In vividly diversifying the legacy of turf monster El Prado (Ire), Medaglia d’Oro can also include sprint speed among his variegated resume: think Astern (Aus), Vancouver (Aus), Warrior’s Reward. Quite apart from his sire-line, however, the seeding of Violence‘s own family also has a strong flavor of chlorophyll: his first two dams are by transatlantic influences in Gone West and Storm Cat, and the next two are by venerable European Classic influences in Blushing Groom (Fr) and Nijinsky. How curious, if these names should end up helping to create a legacy on dirt for Medaglia d’Oro.

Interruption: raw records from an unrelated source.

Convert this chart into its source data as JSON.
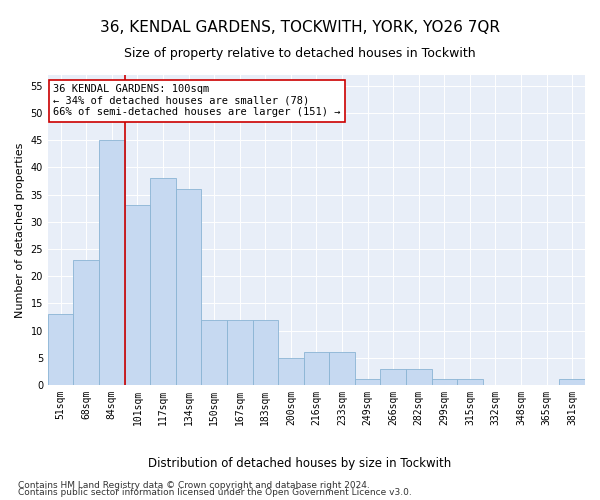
{
  "title": "36, KENDAL GARDENS, TOCKWITH, YORK, YO26 7QR",
  "subtitle": "Size of property relative to detached houses in Tockwith",
  "xlabel": "Distribution of detached houses by size in Tockwith",
  "ylabel": "Number of detached properties",
  "footer_line1": "Contains HM Land Registry data © Crown copyright and database right 2024.",
  "footer_line2": "Contains public sector information licensed under the Open Government Licence v3.0.",
  "bin_labels": [
    "51sqm",
    "68sqm",
    "84sqm",
    "101sqm",
    "117sqm",
    "134sqm",
    "150sqm",
    "167sqm",
    "183sqm",
    "200sqm",
    "216sqm",
    "233sqm",
    "249sqm",
    "266sqm",
    "282sqm",
    "299sqm",
    "315sqm",
    "332sqm",
    "348sqm",
    "365sqm",
    "381sqm"
  ],
  "bar_values": [
    13,
    23,
    45,
    33,
    38,
    36,
    12,
    12,
    12,
    5,
    6,
    6,
    1,
    3,
    3,
    1,
    1,
    0,
    0,
    0,
    1
  ],
  "bar_color": "#c6d9f1",
  "bar_edge_color": "#8ab4d4",
  "vline_color": "#cc0000",
  "vline_x": 2.5,
  "annotation_text": "36 KENDAL GARDENS: 100sqm\n← 34% of detached houses are smaller (78)\n66% of semi-detached houses are larger (151) →",
  "annotation_box_color": "#ffffff",
  "annotation_box_edge_color": "#cc0000",
  "ylim": [
    0,
    57
  ],
  "yticks": [
    0,
    5,
    10,
    15,
    20,
    25,
    30,
    35,
    40,
    45,
    50,
    55
  ],
  "background_color": "#e8eef8",
  "grid_color": "#ffffff",
  "title_fontsize": 11,
  "subtitle_fontsize": 9,
  "ylabel_fontsize": 8,
  "xlabel_fontsize": 8.5,
  "tick_fontsize": 7,
  "annotation_fontsize": 7.5,
  "footer_fontsize": 6.5
}
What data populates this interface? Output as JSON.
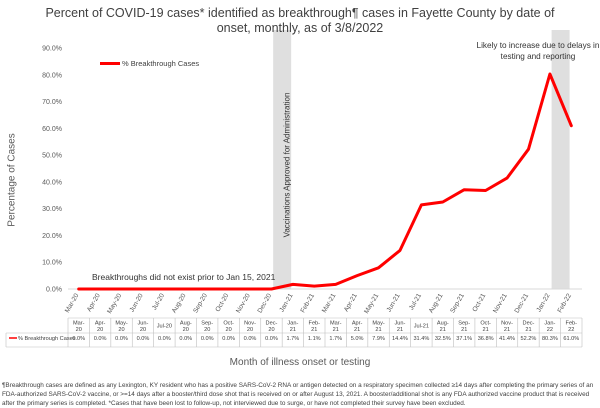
{
  "chart_data": {
    "type": "line",
    "title": "Percent of COVID-19 cases* identified as breakthrough¶ cases in Fayette County by date of onset, monthly, as of 3/8/2022",
    "xlabel": "Month of illness onset or testing",
    "ylabel": "Percentage of Cases",
    "ylim": [
      0,
      90
    ],
    "yticks": [
      "0.0%",
      "10.0%",
      "20.0%",
      "30.0%",
      "40.0%",
      "50.0%",
      "60.0%",
      "70.0%",
      "80.0%",
      "90.0%"
    ],
    "categories": [
      "Mar-20",
      "Apr-20",
      "May-20",
      "Jun-20",
      "Jul-20",
      "Aug-20",
      "Sep-20",
      "Oct-20",
      "Nov-20",
      "Dec-20",
      "Jan-21",
      "Feb-21",
      "Mar-21",
      "Apr-21",
      "May-21",
      "Jun-21",
      "Jul-21",
      "Aug-21",
      "Sep-21",
      "Oct-21",
      "Nov-21",
      "Dec-21",
      "Jan-22",
      "Feb-22"
    ],
    "table_categories": [
      "Mar-\n20",
      "Apr-\n20",
      "May-\n20",
      "Jun-\n20",
      "Jul-20",
      "Aug-\n20",
      "Sep-\n20",
      "Oct-\n20",
      "Nov-\n20",
      "Dec-\n20",
      "Jan-\n21",
      "Feb-\n21",
      "Mar-\n21",
      "Apr-\n21",
      "May-\n21",
      "Jun-\n21",
      "Jul-21",
      "Aug-\n21",
      "Sep-\n21",
      "Oct-\n21",
      "Nov-\n21",
      "Dec-\n21",
      "Jan-\n22",
      "Feb-\n22"
    ],
    "series": [
      {
        "name": "% Breakthrough Cases",
        "color": "#ff0000",
        "values": [
          0,
          0,
          0,
          0,
          0,
          0,
          0,
          0,
          0,
          0,
          1.7,
          1.1,
          1.7,
          5.0,
          7.9,
          14.4,
          31.4,
          32.5,
          37.1,
          36.8,
          41.4,
          52.2,
          80.3,
          61.0
        ],
        "labels": [
          "0.0%",
          "0.0%",
          "0.0%",
          "0.0%",
          "0.0%",
          "0.0%",
          "0.0%",
          "0.0%",
          "0.0%",
          "0.0%",
          "1.7%",
          "1.1%",
          "1.7%",
          "5.0%",
          "7.9%",
          "14.4%",
          "31.4%",
          "32.5%",
          "37.1%",
          "36.8%",
          "41.4%",
          "52.2%",
          "80.3%",
          "61.0%"
        ]
      }
    ],
    "shaded_bands": [
      {
        "start": "Dec-20",
        "end": "Jan-21",
        "color": "#d9d9d9"
      },
      {
        "start": "Jan-22",
        "end": "Feb-22",
        "color": "#d9d9d9"
      }
    ],
    "legend_position": "top-left",
    "grid": false,
    "annotations": {
      "vaccination": "Vaccinations Approved for Administration",
      "prior": "Breakthroughs did not exist prior to Jan 15, 2021",
      "likely": "Likely to increase due to delays in testing and reporting"
    }
  },
  "footnote": {
    "line1": "¶Breakthrough cases are defined as any Lexington, KY resident who has a positive SARS-CoV-2 RNA or antigen detected on a respiratory specimen collected ≥14 days after completing the primary series of an",
    "line2": "FDA-authorized SARS-CoV-2 vaccine, or >=14 days after a booster/third dose shot that is received on or after August 13, 2021.  A booster/additional shot is any FDA authorized vaccine product that is received",
    "line3": "after the primary series is completed. *Cases that have been lost to follow-up, not interviewed due to surge, or have not completed their survey have been excluded."
  }
}
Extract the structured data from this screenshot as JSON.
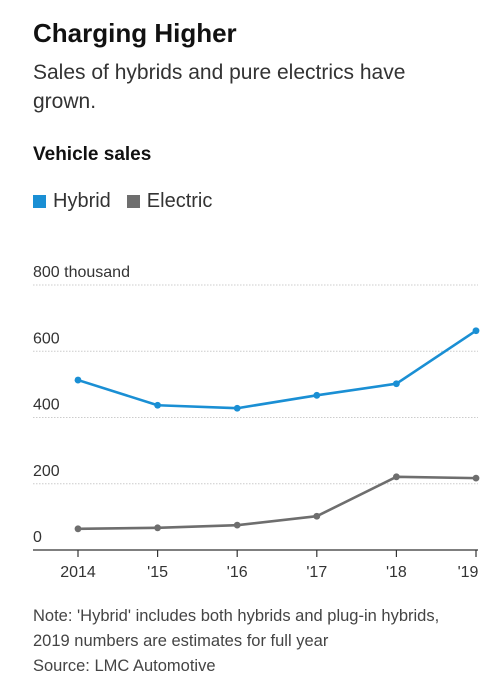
{
  "header": {
    "title": "Charging Higher",
    "subtitle": "Sales of hybrids and pure electrics have grown."
  },
  "chart_heading": "Vehicle sales",
  "colors": {
    "hybrid": "#1a8fd4",
    "electric": "#6e6e6e",
    "grid": "#cccccc",
    "axis": "#333333"
  },
  "chart_data": {
    "type": "line",
    "title": "Vehicle sales",
    "x": [
      "2014",
      "'15",
      "'16",
      "'17",
      "'18",
      "'19"
    ],
    "series": [
      {
        "name": "Hybrid",
        "values": [
          513,
          437,
          428,
          467,
          502,
          662
        ]
      },
      {
        "name": "Electric",
        "values": [
          64,
          67,
          75,
          102,
          221,
          217
        ]
      }
    ],
    "ylim": [
      0,
      800
    ],
    "yticks": [
      0,
      200,
      400,
      600,
      800
    ],
    "ytick_labels": [
      "0",
      "200",
      "400",
      "600",
      "800 thousand"
    ],
    "grid": true,
    "legend": "top-left"
  },
  "note": {
    "text": "Note: 'Hybrid' includes both hybrids and plug-in hybrids, 2019 numbers are estimates for full year",
    "source": "Source: LMC Automotive"
  }
}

With the help of their classic qualities, this well-known family has achieved that elusive balance between speed and stamina. Violence‘s third dam is Hall of Famer Sky Beauty, whose own dam was Dayjur’s Grade I-winning half-sister Maplejinsky, their mother in turn being champion sprinter Gold Beauty. Bearing in mind that you’ll also find Maplejinsky as third dam of Point Of Entry (Dynaformer), this maternal background should certainly help Violence stretch the speed he has imparted to his best stock; and he does have a Grade I winner over 10 furlongs in Argentina. Nonetheless it is a comfort for those in Forte’s camp for the Derby to know that he can also draw on the resources of his dam Queen Caroline.

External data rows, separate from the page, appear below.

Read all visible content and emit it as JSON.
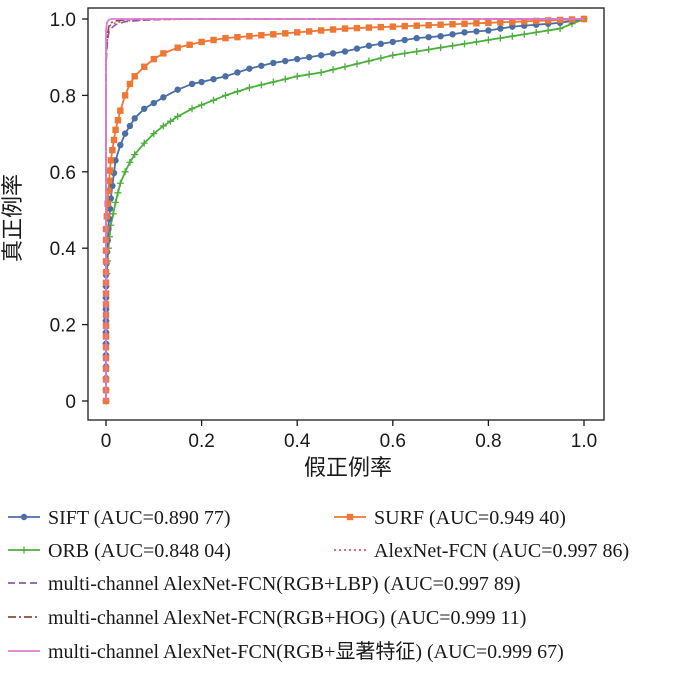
{
  "chart_data": {
    "type": "line",
    "title": "",
    "xlabel": "假正例率",
    "ylabel": "真正例率",
    "xlim": [
      0,
      1.0
    ],
    "ylim": [
      0,
      1.0
    ],
    "xticks": [
      "0",
      "0.2",
      "0.4",
      "0.6",
      "0.8",
      "1.0"
    ],
    "yticks": [
      "0",
      "0.2",
      "0.4",
      "0.6",
      "0.8",
      "1.0"
    ],
    "grid": false,
    "legend_placement": "below",
    "series": [
      {
        "name": "SIFT (AUC=0.890 77)",
        "color": "#4a6fa5",
        "line_style": "solid",
        "marker": "circle",
        "points": [
          [
            0,
            0
          ],
          [
            0,
            0.33
          ],
          [
            0.005,
            0.45
          ],
          [
            0.01,
            0.53
          ],
          [
            0.02,
            0.63
          ],
          [
            0.03,
            0.67
          ],
          [
            0.04,
            0.7
          ],
          [
            0.05,
            0.72
          ],
          [
            0.06,
            0.74
          ],
          [
            0.08,
            0.765
          ],
          [
            0.1,
            0.78
          ],
          [
            0.12,
            0.795
          ],
          [
            0.15,
            0.815
          ],
          [
            0.18,
            0.83
          ],
          [
            0.2,
            0.835
          ],
          [
            0.25,
            0.85
          ],
          [
            0.3,
            0.87
          ],
          [
            0.35,
            0.885
          ],
          [
            0.4,
            0.895
          ],
          [
            0.45,
            0.905
          ],
          [
            0.5,
            0.915
          ],
          [
            0.55,
            0.93
          ],
          [
            0.6,
            0.94
          ],
          [
            0.65,
            0.95
          ],
          [
            0.7,
            0.955
          ],
          [
            0.75,
            0.965
          ],
          [
            0.8,
            0.97
          ],
          [
            0.85,
            0.98
          ],
          [
            0.9,
            0.985
          ],
          [
            0.95,
            0.99
          ],
          [
            1.0,
            1.0
          ]
        ]
      },
      {
        "name": "SURF (AUC=0.949 40)",
        "color": "#ee7733",
        "line_style": "solid",
        "marker": "square",
        "points": [
          [
            0,
            0
          ],
          [
            0,
            0.45
          ],
          [
            0.005,
            0.55
          ],
          [
            0.01,
            0.63
          ],
          [
            0.02,
            0.71
          ],
          [
            0.03,
            0.76
          ],
          [
            0.04,
            0.8
          ],
          [
            0.05,
            0.83
          ],
          [
            0.06,
            0.85
          ],
          [
            0.08,
            0.875
          ],
          [
            0.1,
            0.895
          ],
          [
            0.12,
            0.91
          ],
          [
            0.15,
            0.925
          ],
          [
            0.2,
            0.94
          ],
          [
            0.25,
            0.95
          ],
          [
            0.3,
            0.955
          ],
          [
            0.4,
            0.965
          ],
          [
            0.5,
            0.975
          ],
          [
            0.6,
            0.98
          ],
          [
            0.7,
            0.985
          ],
          [
            0.8,
            0.99
          ],
          [
            0.9,
            0.995
          ],
          [
            1.0,
            1.0
          ]
        ]
      },
      {
        "name": "ORB (AUC=0.848 04)",
        "color": "#4caf3c",
        "line_style": "solid",
        "marker": "plus",
        "points": [
          [
            0,
            0
          ],
          [
            0,
            0.3
          ],
          [
            0.005,
            0.4
          ],
          [
            0.01,
            0.46
          ],
          [
            0.02,
            0.52
          ],
          [
            0.03,
            0.57
          ],
          [
            0.04,
            0.6
          ],
          [
            0.05,
            0.625
          ],
          [
            0.06,
            0.645
          ],
          [
            0.08,
            0.675
          ],
          [
            0.1,
            0.7
          ],
          [
            0.12,
            0.72
          ],
          [
            0.15,
            0.745
          ],
          [
            0.18,
            0.765
          ],
          [
            0.2,
            0.775
          ],
          [
            0.25,
            0.8
          ],
          [
            0.3,
            0.82
          ],
          [
            0.35,
            0.835
          ],
          [
            0.4,
            0.85
          ],
          [
            0.45,
            0.86
          ],
          [
            0.5,
            0.875
          ],
          [
            0.55,
            0.89
          ],
          [
            0.6,
            0.905
          ],
          [
            0.65,
            0.915
          ],
          [
            0.7,
            0.925
          ],
          [
            0.75,
            0.935
          ],
          [
            0.8,
            0.945
          ],
          [
            0.85,
            0.955
          ],
          [
            0.9,
            0.965
          ],
          [
            0.95,
            0.975
          ],
          [
            1.0,
            1.0
          ]
        ]
      },
      {
        "name": "AlexNet-FCN (AUC=0.997 86)",
        "color": "#d45a64",
        "line_style": "dotted",
        "marker": "none",
        "points": [
          [
            0,
            0
          ],
          [
            0,
            0.9
          ],
          [
            0.003,
            0.95
          ],
          [
            0.006,
            0.975
          ],
          [
            0.01,
            0.985
          ],
          [
            0.02,
            0.99
          ],
          [
            0.04,
            0.995
          ],
          [
            0.1,
            0.998
          ],
          [
            0.2,
            1.0
          ],
          [
            1.0,
            1.0
          ]
        ]
      },
      {
        "name": "multi-channel AlexNet-FCN(RGB+LBP) (AUC=0.997 89)",
        "color": "#8a5ab0",
        "line_style": "dashed",
        "marker": "none",
        "points": [
          [
            0,
            0
          ],
          [
            0,
            0.88
          ],
          [
            0.003,
            0.94
          ],
          [
            0.006,
            0.965
          ],
          [
            0.01,
            0.975
          ],
          [
            0.02,
            0.985
          ],
          [
            0.04,
            0.993
          ],
          [
            0.08,
            0.997
          ],
          [
            0.15,
            1.0
          ],
          [
            1.0,
            1.0
          ]
        ]
      },
      {
        "name": "multi-channel AlexNet-FCN(RGB+HOG) (AUC=0.999 11)",
        "color": "#8b4a3c",
        "line_style": "dashdot",
        "marker": "none",
        "points": [
          [
            0,
            0
          ],
          [
            0,
            0.92
          ],
          [
            0.003,
            0.96
          ],
          [
            0.006,
            0.98
          ],
          [
            0.01,
            0.99
          ],
          [
            0.02,
            0.995
          ],
          [
            0.05,
            0.999
          ],
          [
            0.1,
            1.0
          ],
          [
            1.0,
            1.0
          ]
        ]
      },
      {
        "name": "multi-channel AlexNet-FCN(RGB+显著特征) (AUC=0.999 67)",
        "color": "#e07bd0",
        "line_style": "solid",
        "marker": "none",
        "points": [
          [
            0,
            0
          ],
          [
            0,
            0.97
          ],
          [
            0.002,
            0.99
          ],
          [
            0.005,
            0.997
          ],
          [
            0.01,
            1.0
          ],
          [
            1.0,
            1.0
          ]
        ]
      }
    ]
  }
}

Blame himself obviously offers her a bedrock. Besides extending the doughty Arch-Roberto brand, he also introduces more Nijinsky as sire of his grandam–whose celebrated mother, Special was of course by another sturdy influence in Forli (Arg). Queen Caroline is out of a Forestry mare, but the next dam is by Seattle Slew and soon tapers through three generations of Phipps-Wheatley royalty to a sister of Busher (and then to the Colonel Bradley matriarch Baby League and her legendary dam La Troienne {Fr}). Queen Caroline herself showed plenty of talent, at around a mile on turf, winning four black-type races. A couple of those were restricted to Virginia-breds, but she only missed a graded stakes podium by a neck. (Remarkably, she was the very first purchase made by Amy Moore–as a $170,000 Keeneland September yearling–to found South Gate Farm.)
Queen Caroline’s dam was a sharp sort, promptly adding a listed sprint to her maiden win at two, but more importantly she was out of a half-sister to the increasingly important Storm Cat mare Contrive: not only dam of champion juvenile filly Folklore (Tiznow) (herself responsible for the mother of Japanese star Contrail (Jpn) (Deep Impact {Jpn}) but also second dam of Essential Quality (Tapit).

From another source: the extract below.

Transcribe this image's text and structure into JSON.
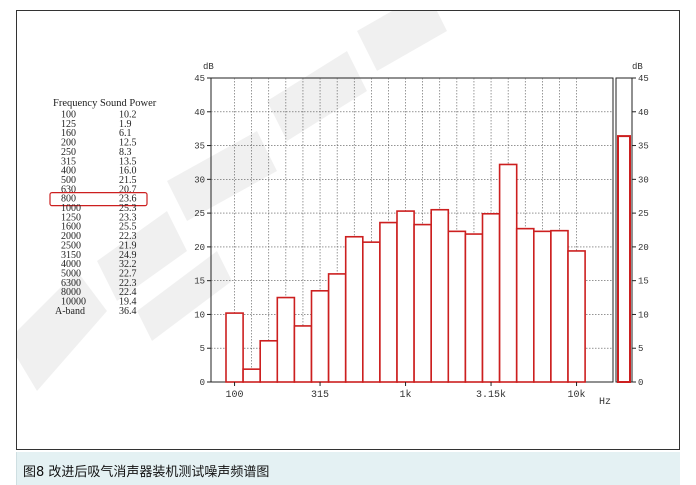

This all feels like a pretty strong foil to the speed hitherto trademarked by Violence. A similar exercise will be necessary, incidentally, with Raise Cain. He was bred by Rock Ridge Thoroughbreds from a Lemon Drop Kid mare who had won a sprint maiden in a light career, more significantly a half-sister to GI Breeders’ Cup Ladies’ Classic winner Unrivaled Belle (Unbridled’s Song). The latter’s daughter Unique Bella also had elite talent but remember that she operated very effectively round a single turn, despite being by Tapit.

So we’ll have to see how the profile of Violence evolves as these sons seek to adapt their flair to the demands of the Triple Crown trail. Raise Cain certainly exhibited a full armory on Saturday: through the race he exuded contempt for the idea that the traffic around him might be running fast, and then devoured open ground like a horse eager for more. Admittedly his earlier work now seems to require some imaginative reinterpretation, whereas Forte is obviously a proven star already.

As has been well documented by now, as a $110,000 yearling Forte lurked an awfully long way down the list of 2021 purchases by Repole Stable and St Elias. (Certainly it was only a marginal reward for his $80,000 pinhookers, though Reiley McDonald could comfort himself with a trifecta of Eaton graduates in the GI Hopeful S.) Regardless, Violence has now put two sets of connections exactly where thousands of others had dreamed of being when the class of 2020 slithered into the straw. But if it turns out that none of them can outstay Forte, we know who else can share the Blame.